I’m sure they believe this because they are making progress day by day. They will keep moving forward and won’t stop quickly. We need to be prepared for this. We must anticipate their continuous advance and establish defensive lines in better positions further back that we can hold. We need to prepare for the eventuality that they will keep taking kilometer after kilometer. Thankfully, their advance is slow, which gives us time to adjust our system. However, we are not using that time effectively. We are wasting it by acting without considering the long-term implications of our actions. We need to think long-term about the system if we are going to win this war. If we keep moving backward without preparing ourselves to move forward, we will face the same problems 50 or 100 kilometers down the line as we do today. We must change the system, as I have written about many times.

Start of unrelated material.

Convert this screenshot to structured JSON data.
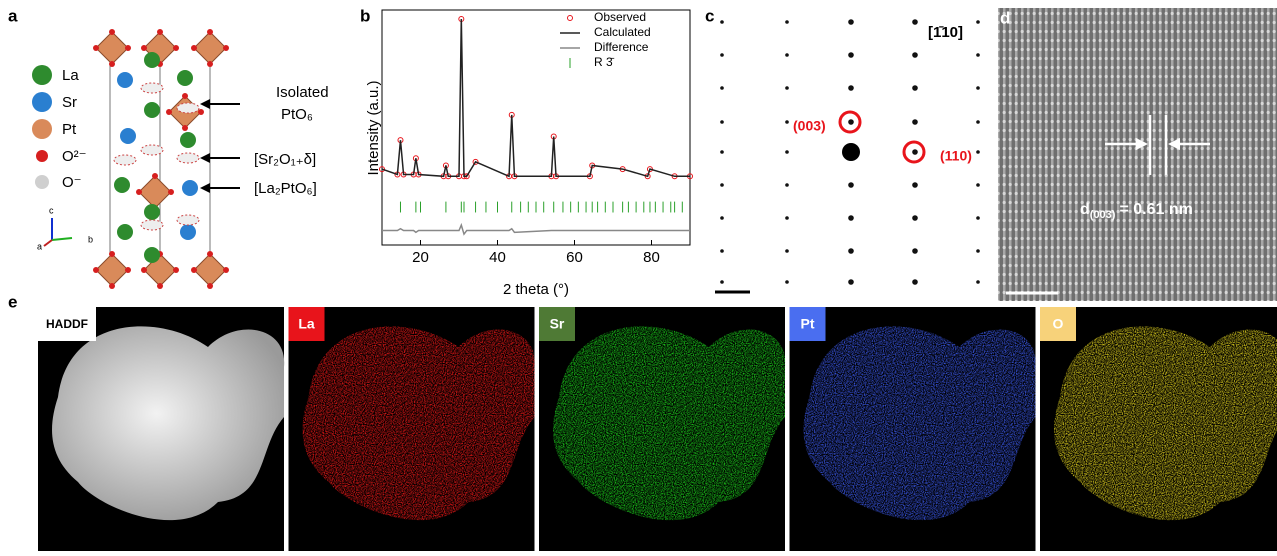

Putin both desires and fears increased mobilization in Russia. Will he dare to implement it, or will he hold back?
He doesn’t need it at the moment. He’s still managing with his ridiculous offers of money and is getting virtually the number of troops he needs to keep the battle going.
If he decides to use mobilization, he might do so if we break through and take Kursk, which could provide a reason for it. But right now, it’s not just that he doesn’t need to do it; I’m not sure he has the management system in place to handle a large influx of people. He’s lost many officers and people who know their jobs well, so managing additional troops would be challenging. The army would end up being trained by school teachers and IT experts rather than experienced soldiers because he doesn’t have enough trained personnel to do more than what he is currently managing. He will continue with the current process as long as he can.
Thank you so much, Colonel, for this incredibly important conversation. God save the King. Glory to Ukraine.
God Save the King. Heroyam Slava. And we are going to win sir. We are going to win with just doing what the Americans do - everything wrong first before we do something right.